In this post, we’re going to look at how we can optimize S3 performance.
First, we’re going to examine the S3 prefixes, what they are. We’ll then look at how we can employ prefixes to optimize S3 performance. Also, We’ll then examine restrictions with KMS, which means when we’re using Amazon’s encryption service.
Second, we’ll then analyze S3 performance when are talking about uploads, also in terms of our downloads.
Optimize S3 Performance with Prefixes
When we create a new S3 bucket, we define our bucket name, and later regarding the Path or URL, we have folders, so we can have a FolderA and also a directory SubB and then for last we have our object name, so it could be documentA.pdf.
Basically, the S3 prefix is just the folders inside our buckets.
So, on the example above, the S3 prefix will be /FolderA/SubB.
S3 Prefix: /FolderB
On the example above we could have /FolderB and have nothing inside it, no other sub-folder.
How can S3 prefixes give us a better performance?
The AWS S3 has remarkably low latency and you can reach the first byte out of S3 within approximately 200 ms and you can even achieve an increased number of requests. For example, 3,500 requests for COPY, PUT, DELETE, POST and 5,500 GET requests or head requests per second per prefix.
So, the more prefixes that you have inside your S3 buckets, the more increased performance you’re going to be capable to get, and the essential number are to look at the 5,500 GET requests. For example, if we are trying to access an object in one specific S3 bucket, performing a GET request, it gets 5,500 requests per second per prefix. So, it means that if we wanted to get more satisfactory performance out of S3 in terms of GET, what we would do is we’d spread our reads across various prefixes or across various folders.
Let’s see one example, if you’re utilizing 3 prefixes, you’d be capable to reach 16,500 requests per second. And in our last sample, we looked at 4 different types of prefixes.
Or, we were to use 4 different prefixes, then we’re going to get 5,500 requests times 4, which would provide us 22,000 requests per second.
So the fundamental idea to learn with this, is the more folders and subfolders you have in your S3 bucket, the more satisfactory performance you can get from the S3 bucket for your project.
Limitations with S3
If we use the Key Management Service (KMS), which is Amazon’s encryption service, for example, if you enabled the SSE-KMS to encrypt and decrypt your objects on S3, you have to keep in mind that there are actually built-in limitations within KMS. For example, if we upload a file, behind the scene we are also calling the KMS function called “generate data key” in the KMS API, also the same situation happens when we download a file, we call the decrypt function from the KMS API. And the essential information, the built-in limits are region-specific. However, it’s going to be around 5,500, 10,000, or 30,000 requests per second, and uploading and downloading are going to depend on your KMS quota. And nowadays, we can’t even ask for a quota expansion for KMS.

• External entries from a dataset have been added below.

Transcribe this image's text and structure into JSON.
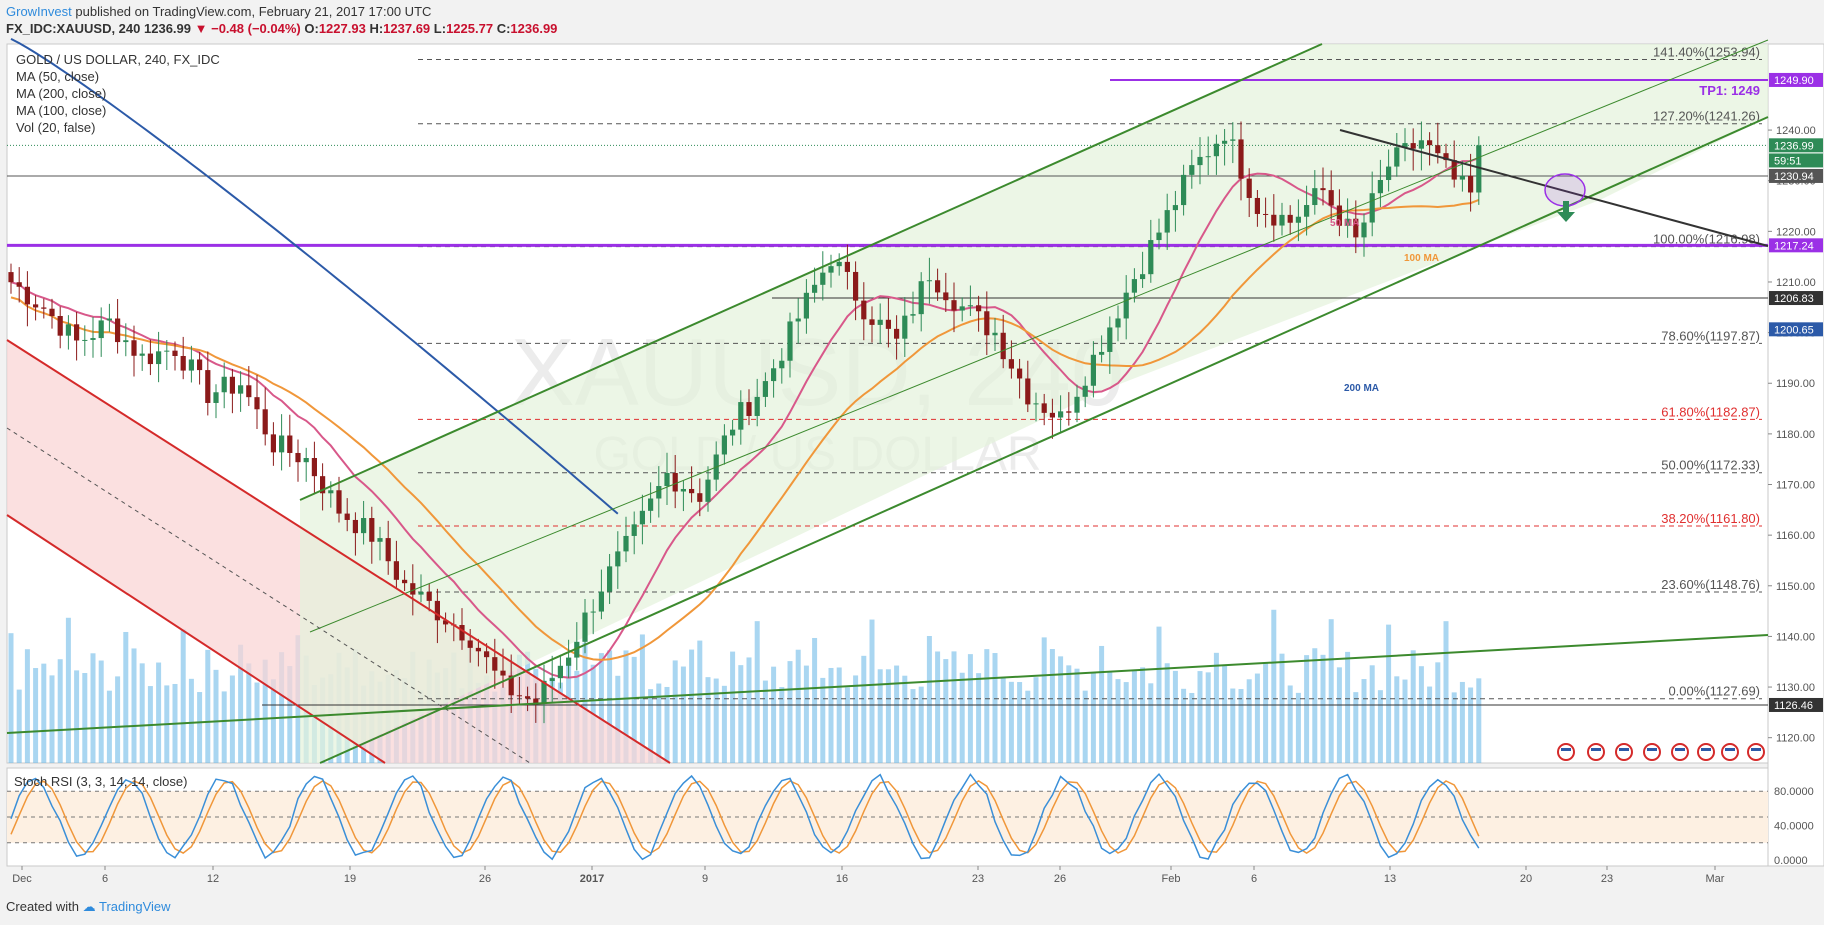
{
  "header": {
    "author": "GrowInvest",
    "published": "published on TradingView.com, February 21, 2017 17:00 UTC"
  },
  "ohlc": {
    "symbol": "FX_IDC:XAUUSD, 240",
    "last": "1236.99",
    "change": "▼ −0.48 (−0.04%)",
    "o_label": "O:",
    "o": "1227.93",
    "h_label": "H:",
    "h": "1237.69",
    "l_label": "L:",
    "l": "1225.77",
    "c_label": "C:",
    "c": "1236.99"
  },
  "legend": {
    "instrument": "GOLD / US DOLLAR, 240, FX_IDC",
    "ma50": "MA (50, close)",
    "ma200": "MA (200, close)",
    "ma100": "MA (100, close)",
    "vol": "Vol (20, false)",
    "stoch": "Stoch RSI (3, 3, 14, 14, close)"
  },
  "watermark": {
    "main": "XAUUSD, 240",
    "sub": "GOLD / US DOLLAR"
  },
  "footer": {
    "created": "Created with",
    "brand": "TradingView"
  },
  "annotations": {
    "tp1": "TP1: 1249",
    "ma50": "50 MA",
    "ma100": "100 MA",
    "ma200": "200 MA"
  },
  "colors": {
    "up": "#2e8b57",
    "down": "#8b1a1a",
    "ma50": "#d8588a",
    "ma100": "#f0973a",
    "ma200": "#2c5aa8",
    "channel": "#3c8a2e",
    "bear_channel": "#d42a2a",
    "hline": "#9b30e6",
    "volume": "#62b4e6",
    "stoch_k": "#3a8fd8",
    "stoch_d": "#f0973a"
  },
  "chart_data": {
    "type": "candlestick",
    "symbol": "XAUUSD",
    "interval": "240",
    "price_axis": {
      "min": 1115,
      "max": 1257,
      "ticks": [
        1120,
        1130,
        1140,
        1150,
        1160,
        1170,
        1180,
        1190,
        1200,
        1210,
        1220,
        1230,
        1240
      ],
      "labels": [
        "1120.00",
        "1130.00",
        "1140.00",
        "1150.00",
        "1160.00",
        "1170.00",
        "1180.00",
        "1190.00",
        "1200.00",
        "1210.00",
        "1220.00",
        "1230.00",
        "1240.00"
      ]
    },
    "time_axis": {
      "labels": [
        "Dec",
        "6",
        "12",
        "19",
        "26",
        "2017",
        "9",
        "16",
        "23",
        "26",
        "Feb",
        "6",
        "13",
        "20",
        "23",
        "Mar"
      ]
    },
    "price_tags": [
      {
        "value": 1249.9,
        "text": "1249.90",
        "color": "#9b30e6"
      },
      {
        "value": 1236.99,
        "text": "1236.99",
        "color": "#2e8b57"
      },
      {
        "value": 1234.0,
        "text": "59:51",
        "color": "#2e8b57"
      },
      {
        "value": 1230.94,
        "text": "1230.94",
        "color": "#555555"
      },
      {
        "value": 1217.24,
        "text": "1217.24",
        "color": "#9b30e6"
      },
      {
        "value": 1206.83,
        "text": "1206.83",
        "color": "#333333"
      },
      {
        "value": 1200.65,
        "text": "1200.65",
        "color": "#2c5aa8"
      },
      {
        "value": 1126.46,
        "text": "1126.46",
        "color": "#333333"
      }
    ],
    "fib_levels": [
      {
        "label": "141.40%(1253.94)",
        "value": 1253.94,
        "color": "#555555"
      },
      {
        "label": "127.20%(1241.26)",
        "value": 1241.26,
        "color": "#555555"
      },
      {
        "label": "100.00%(1216.98)",
        "value": 1216.98,
        "color": "#555555"
      },
      {
        "label": "78.60%(1197.87)",
        "value": 1197.87,
        "color": "#555555"
      },
      {
        "label": "61.80%(1182.87)",
        "value": 1182.87,
        "color": "#e03030"
      },
      {
        "label": "50.00%(1172.33)",
        "value": 1172.33,
        "color": "#555555"
      },
      {
        "label": "38.20%(1161.80)",
        "value": 1161.8,
        "color": "#e03030"
      },
      {
        "label": "23.60%(1148.76)",
        "value": 1148.76,
        "color": "#555555"
      },
      {
        "label": "0.00%(1127.69)",
        "value": 1127.69,
        "color": "#555555"
      }
    ],
    "horizontal_levels": [
      1249.9,
      1217.24,
      1230.94,
      1206.83,
      1126.46
    ],
    "close_path": [
      [
        0,
        1210
      ],
      [
        4,
        1205
      ],
      [
        8,
        1198
      ],
      [
        12,
        1202
      ],
      [
        16,
        1195
      ],
      [
        20,
        1197
      ],
      [
        24,
        1188
      ],
      [
        28,
        1190
      ],
      [
        32,
        1178
      ],
      [
        36,
        1175
      ],
      [
        40,
        1165
      ],
      [
        44,
        1160
      ],
      [
        48,
        1150
      ],
      [
        52,
        1145
      ],
      [
        56,
        1140
      ],
      [
        60,
        1130
      ],
      [
        64,
        1127
      ],
      [
        68,
        1137
      ],
      [
        72,
        1150
      ],
      [
        76,
        1160
      ],
      [
        80,
        1172
      ],
      [
        84,
        1168
      ],
      [
        88,
        1182
      ],
      [
        92,
        1190
      ],
      [
        96,
        1203
      ],
      [
        100,
        1215
      ],
      [
        104,
        1205
      ],
      [
        108,
        1198
      ],
      [
        112,
        1212
      ],
      [
        116,
        1205
      ],
      [
        120,
        1200
      ],
      [
        124,
        1188
      ],
      [
        128,
        1183
      ],
      [
        132,
        1195
      ],
      [
        136,
        1208
      ],
      [
        140,
        1220
      ],
      [
        144,
        1232
      ],
      [
        148,
        1240
      ],
      [
        152,
        1225
      ],
      [
        156,
        1222
      ],
      [
        160,
        1228
      ],
      [
        164,
        1218
      ],
      [
        168,
        1233
      ],
      [
        172,
        1238
      ],
      [
        176,
        1230
      ],
      [
        178,
        1227
      ],
      [
        180,
        1237
      ]
    ],
    "stoch_axis": {
      "ticks": [
        0,
        40,
        80
      ],
      "labels": [
        "0.0000",
        "40.0000",
        "80.0000"
      ]
    }
  }
}
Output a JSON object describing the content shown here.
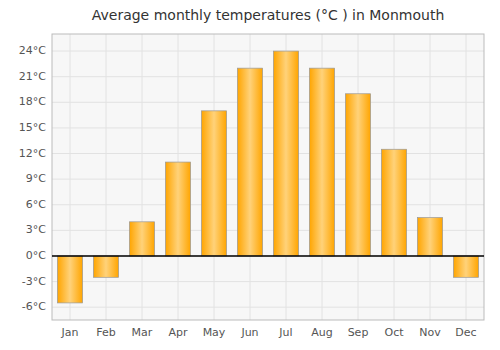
{
  "chart_data": {
    "type": "bar",
    "title": "Average monthly temperatures (°C ) in Monmouth",
    "categories": [
      "Jan",
      "Feb",
      "Mar",
      "Apr",
      "May",
      "Jun",
      "Jul",
      "Aug",
      "Sep",
      "Oct",
      "Nov",
      "Dec"
    ],
    "values": [
      -5.5,
      -2.5,
      4.0,
      11.0,
      17.0,
      22.0,
      24.0,
      22.0,
      19.0,
      12.5,
      4.5,
      -2.5
    ],
    "color": "#FFA500",
    "ylim": [
      -7.5,
      26
    ],
    "yticks": [
      {
        "value": -6,
        "label": "-6°C"
      },
      {
        "value": -3,
        "label": "-3°C"
      },
      {
        "value": 0,
        "label": "0°C"
      },
      {
        "value": 3,
        "label": "3°C"
      },
      {
        "value": 6,
        "label": "6°C"
      },
      {
        "value": 9,
        "label": "9°C"
      },
      {
        "value": 12,
        "label": "12°C"
      },
      {
        "value": 15,
        "label": "15°C"
      },
      {
        "value": 18,
        "label": "18°C"
      },
      {
        "value": 21,
        "label": "21°C"
      },
      {
        "value": 24,
        "label": "24°C"
      }
    ],
    "grid": true
  }
}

If you need performance and encryption at the same time, you might want to think of just utilizing the native S3 encryption that’s built-in rather than utilizing KMS.
If you are trying to troubleshoot a KMS issue, it could just be that you’re reaching the KMS limit and that could be what’s pushing your downloads or your requests to be considerably slower.
You would like to learn the difference between AWS KMS and CloudHSM?
Optimize S3 Performance on Upload
To improve the S3 upload process we’re going to examine multipart uploads and this is suggested for files that are over one hundred megabytes and it’s really needed for any files over five gigabytes in size. So, what multipart uploads do is essentially permit you to parallelize your uploads. Also, this essentially permits you to improve your efficiency.
For example, for a big file, you’re cutting it into pieces, and then you’re uploading those pieces all at the same time, you’re doing parallel uploads, and this improves your efficiency.
So, how you can get a better performance doing uploads? Simple, use multipart uploads. Also, we have a very comparable scenario for downloads.
Let’s see another advantage: if there’s a failure in the download process, it only affects one specific byte range. So that’s all it is, it’s parallel downloads, and it’s just named S3 byte-range fetches. When we do uploads, it’s named S3 multipart uploads. So that’s all S3 byte-range fetches are, we can use them to accelerate your downloads and also can be used to download partial amounts of the file.
So, we have learned about Optimize S3 Performance using Prefix, it’s just the folders and subfolders within your S3 bucket. The more prefixes that you utilize with your project using S3, the more satisfactory performance you’re going to get. So you can consistently reach a high number of requests. By spreading your data and your reads across different prefixes.
Also, we have learned if you are using SSE-KMS to encrypt your objects in S3, you must keep in mind that there are built-in limits. So uploading and downloading data will count towards the KMS quota. Also, it is region-specific. And nowadays, you can’t request a quota expansion for KMS. And just remember when you’re uploading objects to utilize multipart uploads to improve your performance when uploading your objects to S3.
So that is it for this article. If you have any questions, please let me know. Thank you.